[119] Cabanis, Rapports du Physique et du Morale de l’Homme, i. 299.
3. Thus, though the physiologist may persuade himself that he ought not to refer to final causes, we find that, practically, he cannot help doing this; and that the event shows that his practical habit is right and well-founded. But he may still cling to the speculative difficulties and doubts in which such subjects may be involved by à priori considerations. He may say, as Saint-Hilaire does say,[120] “I ascribe no intention to God, for I mistrust the feeble powers of my reason. I observe facts merely, and go no further. I only pretend to the character of the historian of what is.” “I cannot make Nature an intelligent being who does nothing in vain, who acts by the shortest mode, who does all for the best.”
[120] Phil. Zool. p. 10.
I am not going to enter at any length into this subject, which, thus considered, is metaphysical and theological, rather than physiological. If any one maintain, as some have maintained, that no manifestation of means apparently used for ends in nature, can prove the existence of design in the Author of nature, this is not the place to refute such an opinion in its general form. But I think it may be worth while to show, that even those who incline to such an opinion, still cannot resist the necessity which compels men to assume, in organized beings, the existence of an end.
Among the philosophers who have referred our conviction of the being of God to our moral nature, and have denied the possibility of demonstration on mere physical grounds, Kant is perhaps the most eminent.
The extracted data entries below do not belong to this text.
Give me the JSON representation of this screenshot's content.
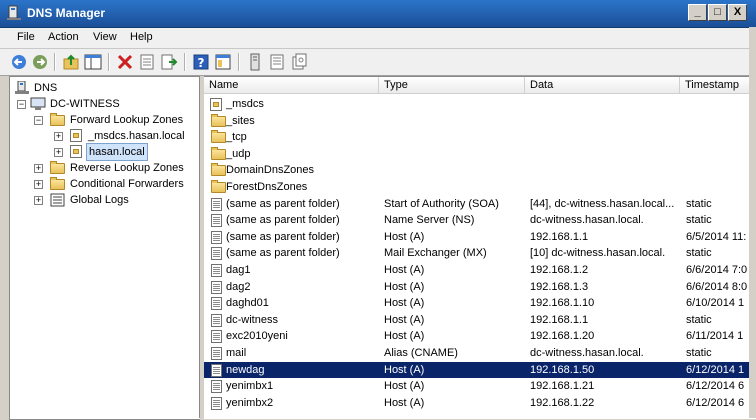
{
  "window": {
    "title": "DNS Manager",
    "controls": {
      "minimize": "_",
      "maximize": "□",
      "close": "X"
    }
  },
  "menu": [
    "File",
    "Action",
    "View",
    "Help"
  ],
  "toolbar": [
    "back-icon",
    "forward-icon",
    "up-icon",
    "show-hide-tree-icon",
    "delete-icon",
    "properties-icon",
    "export-icon",
    "help-icon",
    "details-icon",
    "list-icon",
    "refresh-icon"
  ],
  "tree": {
    "root": "DNS",
    "server": "DC-WITNESS",
    "forward": "Forward Lookup Zones",
    "zone1": "_msdcs.hasan.local",
    "zone2": "hasan.local",
    "reverse": "Reverse Lookup Zones",
    "conditional": "Conditional Forwarders",
    "logs": "Global Logs"
  },
  "columns": {
    "name": "Name",
    "type": "Type",
    "data": "Data",
    "timestamp": "Timestamp"
  },
  "rows": [
    {
      "icon": "dns-zone-icon",
      "name": "_msdcs",
      "type": "",
      "data": "",
      "timestamp": ""
    },
    {
      "icon": "folder-icon",
      "name": "_sites",
      "type": "",
      "data": "",
      "timestamp": ""
    },
    {
      "icon": "folder-icon",
      "name": "_tcp",
      "type": "",
      "data": "",
      "timestamp": ""
    },
    {
      "icon": "folder-icon",
      "name": "_udp",
      "type": "",
      "data": "",
      "timestamp": ""
    },
    {
      "icon": "folder-icon",
      "name": "DomainDnsZones",
      "type": "",
      "data": "",
      "timestamp": ""
    },
    {
      "icon": "folder-icon",
      "name": "ForestDnsZones",
      "type": "",
      "data": "",
      "timestamp": ""
    },
    {
      "icon": "record-icon",
      "name": "(same as parent folder)",
      "type": "Start of Authority (SOA)",
      "data": "[44], dc-witness.hasan.local...",
      "timestamp": "static"
    },
    {
      "icon": "record-icon",
      "name": "(same as parent folder)",
      "type": "Name Server (NS)",
      "data": "dc-witness.hasan.local.",
      "timestamp": "static"
    },
    {
      "icon": "record-icon",
      "name": "(same as parent folder)",
      "type": "Host (A)",
      "data": "192.168.1.1",
      "timestamp": "6/5/2014 11:"
    },
    {
      "icon": "record-icon",
      "name": "(same as parent folder)",
      "type": "Mail Exchanger (MX)",
      "data": "[10]  dc-witness.hasan.local.",
      "timestamp": "static"
    },
    {
      "icon": "record-icon",
      "name": "dag1",
      "type": "Host (A)",
      "data": "192.168.1.2",
      "timestamp": "6/6/2014 7:0"
    },
    {
      "icon": "record-icon",
      "name": "dag2",
      "type": "Host (A)",
      "data": "192.168.1.3",
      "timestamp": "6/6/2014 8:0"
    },
    {
      "icon": "record-icon",
      "name": "daghd01",
      "type": "Host (A)",
      "data": "192.168.1.10",
      "timestamp": "6/10/2014 1"
    },
    {
      "icon": "record-icon",
      "name": "dc-witness",
      "type": "Host (A)",
      "data": "192.168.1.1",
      "timestamp": "static"
    },
    {
      "icon": "record-icon",
      "name": "exc2010yeni",
      "type": "Host (A)",
      "data": "192.168.1.20",
      "timestamp": "6/11/2014 1"
    },
    {
      "icon": "record-icon",
      "name": "mail",
      "type": "Alias (CNAME)",
      "data": "dc-witness.hasan.local.",
      "timestamp": "static"
    },
    {
      "icon": "record-icon",
      "name": "newdag",
      "type": "Host (A)",
      "data": "192.168.1.50",
      "timestamp": "6/12/2014 1",
      "selected": true
    },
    {
      "icon": "record-icon",
      "name": "yenimbx1",
      "type": "Host (A)",
      "data": "192.168.1.21",
      "timestamp": "6/12/2014 6"
    },
    {
      "icon": "record-icon",
      "name": "yenimbx2",
      "type": "Host (A)",
      "data": "192.168.1.22",
      "timestamp": "6/12/2014 6"
    }
  ],
  "colors": {
    "titlebar": "#1f5ea8",
    "selection": "#0a246a",
    "delete": "#cc1f1f"
  }
}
Yet he has asserted the reality of such a principle of physiology as we are now maintaining in the most emphatic manner. Indeed, this assumption of an end makes his very definition of an organized being. “An organized product of nature is that in which all the parts are mutually ends and means.”[121] And this, he says, is a universal and necessary maxim. He adds, “It is well known that the [491] anatomizers of plants and animals, in order to investigate their structure, and to obtain an insight into the grounds why and to what end such parts, why such a situation and connexion of the parts, and exactly such an internal form, come before them, assume, as indispensably necessary, this maxim, that in such a creature nothing is in vain, and proceed upon it in the same way in which in general natural philosophy we proceed upon the principle that nothing happens by chance. In fact, they can as little free themselves from this teleological principle as from the general physical one; for as, on omitting the latter, no experience would be possible, so on omitting the former principle, no clue could exist for the observation of a kind of natural objects which can be considered teleologically under the conception of natural ends.”
[121] Urtheilskraft, p. 296.
Even if the reader should not follow the reasoning of this celebrated philosopher, he will still have no difficulty in seeing that he asserts, in the most distinct manner, that which is denied by the author whom we have before quoted, the propriety and necessity of assuming the existence of an end as our guide in the study of animal organization.
4. It appears to me, therefore, that whether we judge from the arguments, the results, the practice of physiologists, their speculative opinions, or those of the philosophers of a wider field, we are led to the same conviction, that in the organized world we may and must adopt the belief that organization exists for its purpose, and that the apprehension of the purpose may guide us in seeing the meaning of the organization. And I now proceed to show how this principle has been brought into additional clearness and use by Cuvier.
In doing this, I may, perhaps, be allowed to make a reflection of a kind somewhat different from the preceding remarks, though suggested by them. In another work,[122] I endeavored to show that those who have been discoverers in science have generally had minds, the disposition of which was to believe in an intelligent Maker of the universe; and that the scientific speculations which produced an opposite tendency, were generally those which, though they might deal familiarly with known physical truths, and conjecture boldly with regard to the unknown, did not add to the number of solid generalizations. In order to judge whether this remark is distinctly applicable in the case now considered, I should have to estimate Cuvier in comparison with other physiologists of his time, which I do not presume to do. But I may [492] observe, that he is allowed by all to have established, on an indestructible basis, many of the most important generalizations which zoology now contains; and the principal defect which his critics have pointed out, has been, that he did not generalize still more widely and boldly. It appears, therefore, that he cannot but be placed among the great discoverers in the studies which he pursued; and this being the case, those who look with pleasure on the tendency of the thoughts of the greatest men to an Intelligence far higher than their own, most be gratified to find that he was an example of this tendency; and that the acknowledgement of a creative purpose, as well as a creative power, not only entered into his belief but made an indispensable and prominent part of his philosophy.
[122] Bridgewater Treatise, B. iii. c. vii. and viii. On Inductive Habits of Thought, and on Deductive Habits of Thought.